Maples are deciduous trees, losing their leaves in the winter. Much of their appeal comes from their deep-lobed leaves that provide vivid colour in autumn. Although some species bear small leaves, other maple leaves reach 15 inches across. Maple tree height varies by species, ranging from shrub presentation to towering trees with 60-foot crowns. Maple roots adjust and adapt to their terrain but are generally strong and shallow.

Root System

Although some maples, like the sugar maple, develop deep, spreading roots in fertile soil, most members of the Acer family keep the bulk of their roots close to the surface of the soil. Maples anchor themselves with central taproots, but direct most of their roots horizontally some 4 to 8 inches under the surface of the soil. Maple roots grow fast, and, as they enlarge over time, the roots often break through and protrude above ground.

Advantages

Homeowners view surface roots as unsightly and destructive, but the adaptation provides many benefits to a tree in the wild. A maple's surface roots give it a competitive advantage over other plants for available nutrients and water. Surface roots also aid trees to survive droughts by trapping moisture from the slightest rainfall.
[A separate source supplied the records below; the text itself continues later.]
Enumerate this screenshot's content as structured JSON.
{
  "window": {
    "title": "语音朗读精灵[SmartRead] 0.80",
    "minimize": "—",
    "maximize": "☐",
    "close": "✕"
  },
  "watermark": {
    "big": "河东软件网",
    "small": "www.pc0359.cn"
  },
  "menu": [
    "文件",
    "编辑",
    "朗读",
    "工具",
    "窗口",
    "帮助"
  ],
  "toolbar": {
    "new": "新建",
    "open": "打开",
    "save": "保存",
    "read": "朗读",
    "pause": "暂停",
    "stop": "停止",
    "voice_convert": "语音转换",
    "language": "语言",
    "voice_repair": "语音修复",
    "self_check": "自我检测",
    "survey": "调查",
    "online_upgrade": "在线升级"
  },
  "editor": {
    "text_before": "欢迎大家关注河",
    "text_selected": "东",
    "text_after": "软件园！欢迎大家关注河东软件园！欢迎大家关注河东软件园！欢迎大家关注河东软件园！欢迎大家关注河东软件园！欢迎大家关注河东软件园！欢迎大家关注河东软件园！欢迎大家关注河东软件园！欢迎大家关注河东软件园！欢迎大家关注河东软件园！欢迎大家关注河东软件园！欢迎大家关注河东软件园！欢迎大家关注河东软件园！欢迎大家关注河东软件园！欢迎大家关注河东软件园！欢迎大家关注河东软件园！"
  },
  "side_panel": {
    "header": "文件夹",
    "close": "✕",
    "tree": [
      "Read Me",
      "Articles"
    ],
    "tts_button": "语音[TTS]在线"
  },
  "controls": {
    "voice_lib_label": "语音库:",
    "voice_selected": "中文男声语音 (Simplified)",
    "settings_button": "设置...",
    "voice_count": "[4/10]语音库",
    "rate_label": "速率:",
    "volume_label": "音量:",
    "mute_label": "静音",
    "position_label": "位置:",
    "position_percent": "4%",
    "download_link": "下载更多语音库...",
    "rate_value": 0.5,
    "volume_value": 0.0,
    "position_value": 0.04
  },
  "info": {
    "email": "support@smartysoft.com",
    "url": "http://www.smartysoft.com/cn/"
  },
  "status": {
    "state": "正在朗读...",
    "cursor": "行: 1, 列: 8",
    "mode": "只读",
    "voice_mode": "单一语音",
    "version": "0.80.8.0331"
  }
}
For the many species of maple that cluster on river banks, shallow roots prove essential to flood survival. When rivers flood, trees with roots close to the soil surface obtain oxygen fastest when water recedes.

Problems

The same shallow root system that helps maples thrive in the wild creates problems in backyards. Strong surface roots clog or damage sewer systems, crack and tilt sidewalks and enter drain lines. When a maple's thick roots appear in the middle of a lawn or driveway, a homeowner's choices are limited. He must either accept the unsightly roots or else risk killing the tree by removing them. Wise gardeners research a tree's root system before planting.